How do you describe your own art practice?
With my sculptural artistic practice, I aim to create spaces, images and stories in which the power of objects unfolds, so that the human and the non-human touch one another in resonance, and this touch a space for contemplation unfolds. In a broader sense, I see myself as a still-life artist. In my studio practice, I arrange and compose in relation to discarded (waste-)objects, mostly everyday household items, which I salvage from piles of trash on the side of the road and carry with me. I do feel overwhelmed by socio-ecological issues of mass consumption and pollution and thematise this by addressing exhaustion, exploitation, injury, response-ability, appreciation, care and vulnerability. However, in relationship with the things themselves, the dialogue often takes other directions than addressing a theme forefront. Arranging with these objects means exchanging and balancing between the objects and their characteristics, and between my body, thoughts, needs and visions, as well as between interactions with the space and the situation in which we find ourselves. The dialogue leaves an impression while simultaneously evoking words and associations, linking to historical research and insights, texts of all sorts, to images, a colour, a shape, a thing, a person, a gesture, a rhythm, a material, a world. The collaborative process forms a tapestry, a texture, like a field full of flowers, which is roamed over and from which specific blooms are plucked until the field is left behind and the bouquet, as a composition, is deliberately positioned for contemplation in a space isolated from the field.
Which question or theme is central in your work?

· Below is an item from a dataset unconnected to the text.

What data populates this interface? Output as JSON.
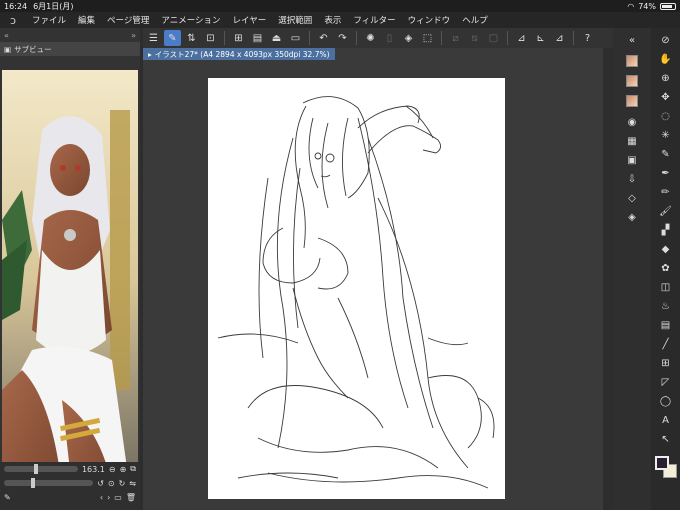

How can spaces, images and stories be positioned in space in which the power of (waste)objects unfolds, so that the human and the non-human touch one another in a way that resonates and with this touch creates a space for contemplation, imagination, recovery and utopia.
What was your first experience with art?
Every day on my way home from school, I would go out alone to pick flowers in the meadow. I would bring the bouquet home, put it in the living room on a specific spot in a specific light, wait for my family to look at it, nurse it over the next couple days, watch it wilt and take it back to the meadow to compost it.
What is your greatest source of inspiration?
Picking flowers in the meadow and things from piles of waste deposited on the roadside ‘for free’.
What do you need in order to create your work?
A world of matter and spirituality, time, other people.
What work or artist has most recently surprised you?
Just recently discovered Paola di Bellos ‘Concrete Island’ (1996) in Kunstforum Bd. 168 and enjoyed Nicole Wermers Abwaschskulpturen #5 and #6’ (2013) at Lenbachhaus Munich.